Lindsey, while chairman of Bush’s National Economic Council, suggested in September that the cost of war with Iraq could range from $100 billion to $200 billion….Zinni, a retired Marine general who was Bush’s Middle East mediator, angered the White House when he told a foreign policy forum in October that Bush had far more pressing foreign policy priorities than Iraq and suggested there could be a prolonged, difficult aftermath to a war. He was not reappointed as Mideast envoy. Shinseki, then-Army chief of staff, told a Senate committee in February that a military occupying force for postwar Iraq could amount to several hundred thousand troops.
As the article notes, “These men are no longer in the picture.”
Now, everyone has an ideology, and everyone has preconceived notions of what works and what doesn’t. That’s just part of being human.

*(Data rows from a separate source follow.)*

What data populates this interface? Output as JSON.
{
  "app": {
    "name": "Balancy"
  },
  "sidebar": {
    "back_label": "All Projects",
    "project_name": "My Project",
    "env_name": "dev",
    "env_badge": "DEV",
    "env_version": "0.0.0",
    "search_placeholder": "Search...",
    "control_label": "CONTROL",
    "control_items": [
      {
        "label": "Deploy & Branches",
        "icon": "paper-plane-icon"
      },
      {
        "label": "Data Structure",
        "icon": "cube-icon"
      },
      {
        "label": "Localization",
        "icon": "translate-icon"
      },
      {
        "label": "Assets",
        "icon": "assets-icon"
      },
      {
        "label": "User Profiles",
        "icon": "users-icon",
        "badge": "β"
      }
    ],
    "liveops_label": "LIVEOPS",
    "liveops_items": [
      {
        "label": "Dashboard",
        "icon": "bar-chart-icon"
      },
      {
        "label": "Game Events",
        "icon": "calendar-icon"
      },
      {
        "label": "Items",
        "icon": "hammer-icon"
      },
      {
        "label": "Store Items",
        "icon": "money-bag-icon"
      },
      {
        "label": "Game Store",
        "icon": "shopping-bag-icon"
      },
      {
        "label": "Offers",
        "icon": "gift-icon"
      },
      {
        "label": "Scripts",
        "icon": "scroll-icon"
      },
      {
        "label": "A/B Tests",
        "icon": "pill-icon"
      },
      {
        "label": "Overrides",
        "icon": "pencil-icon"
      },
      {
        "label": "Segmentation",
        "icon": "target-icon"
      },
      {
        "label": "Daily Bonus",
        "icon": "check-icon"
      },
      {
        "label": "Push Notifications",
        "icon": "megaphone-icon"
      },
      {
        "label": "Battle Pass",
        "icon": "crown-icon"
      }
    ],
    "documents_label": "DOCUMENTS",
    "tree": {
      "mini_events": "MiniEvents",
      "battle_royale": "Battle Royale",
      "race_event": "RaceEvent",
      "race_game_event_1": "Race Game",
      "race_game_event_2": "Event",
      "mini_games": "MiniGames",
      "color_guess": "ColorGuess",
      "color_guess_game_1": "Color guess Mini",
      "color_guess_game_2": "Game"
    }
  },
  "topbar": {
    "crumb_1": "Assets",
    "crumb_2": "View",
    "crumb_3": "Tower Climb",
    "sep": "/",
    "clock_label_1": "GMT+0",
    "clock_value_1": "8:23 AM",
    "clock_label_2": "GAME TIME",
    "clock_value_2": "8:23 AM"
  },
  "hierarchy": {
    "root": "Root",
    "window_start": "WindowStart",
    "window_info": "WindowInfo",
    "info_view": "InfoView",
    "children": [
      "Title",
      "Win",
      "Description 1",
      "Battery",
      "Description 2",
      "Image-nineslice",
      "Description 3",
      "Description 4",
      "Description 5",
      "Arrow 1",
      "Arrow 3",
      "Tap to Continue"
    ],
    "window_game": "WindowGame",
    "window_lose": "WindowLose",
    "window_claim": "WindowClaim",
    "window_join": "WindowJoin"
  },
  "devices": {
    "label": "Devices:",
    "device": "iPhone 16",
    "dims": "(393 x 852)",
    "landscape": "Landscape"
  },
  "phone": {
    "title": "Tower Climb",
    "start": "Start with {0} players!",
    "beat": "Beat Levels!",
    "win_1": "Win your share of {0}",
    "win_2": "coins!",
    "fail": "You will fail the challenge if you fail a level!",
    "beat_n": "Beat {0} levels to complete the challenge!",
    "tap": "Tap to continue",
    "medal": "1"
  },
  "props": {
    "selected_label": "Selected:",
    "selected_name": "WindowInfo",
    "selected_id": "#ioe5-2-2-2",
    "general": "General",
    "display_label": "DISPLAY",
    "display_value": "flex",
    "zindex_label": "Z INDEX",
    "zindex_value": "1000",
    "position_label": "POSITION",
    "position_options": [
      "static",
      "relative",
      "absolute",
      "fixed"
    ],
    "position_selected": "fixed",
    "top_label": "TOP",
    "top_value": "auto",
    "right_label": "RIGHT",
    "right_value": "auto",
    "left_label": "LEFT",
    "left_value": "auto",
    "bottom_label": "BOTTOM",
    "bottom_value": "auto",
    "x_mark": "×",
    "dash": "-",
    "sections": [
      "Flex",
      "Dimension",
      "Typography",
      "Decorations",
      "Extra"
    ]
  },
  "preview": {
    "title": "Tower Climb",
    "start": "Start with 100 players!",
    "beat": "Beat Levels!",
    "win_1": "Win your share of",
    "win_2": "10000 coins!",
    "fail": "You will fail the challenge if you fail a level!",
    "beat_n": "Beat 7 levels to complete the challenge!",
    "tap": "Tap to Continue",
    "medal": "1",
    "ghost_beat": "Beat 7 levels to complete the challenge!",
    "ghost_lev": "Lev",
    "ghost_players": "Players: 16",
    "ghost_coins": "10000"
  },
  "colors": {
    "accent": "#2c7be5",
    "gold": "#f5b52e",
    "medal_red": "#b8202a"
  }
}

But a hallmark of good managers is that they are willing to look at real-world data honestly and eventually adjust their thinking if the data requires it, even if it’s painful or embarrassing to do so ? which it usually is. In my business, that means cancelling a product that was your idea in the first place, or admitting that sales was right about that trade show you made them go to. If you’re the president of the United States, it might mean reconsidering the notion that bankrupting the country is a good idea.
Bad managers are either unwilling or afraid to do this. They either insulate themselves, or ignore the data when it’s given to them, or deliberately choose to interpret the data in perverse ways. This is how George Bush strikes me. He simply doesn’t care about whether things really work or not, or what the true effect of his plans is going to be, or what the data says. He just charges ahead because he’s absolutely sure that his instincts are all he needs.
The real world eventually has its way, of course. The only question is how long it takes, and how much damage gets done in the meantime.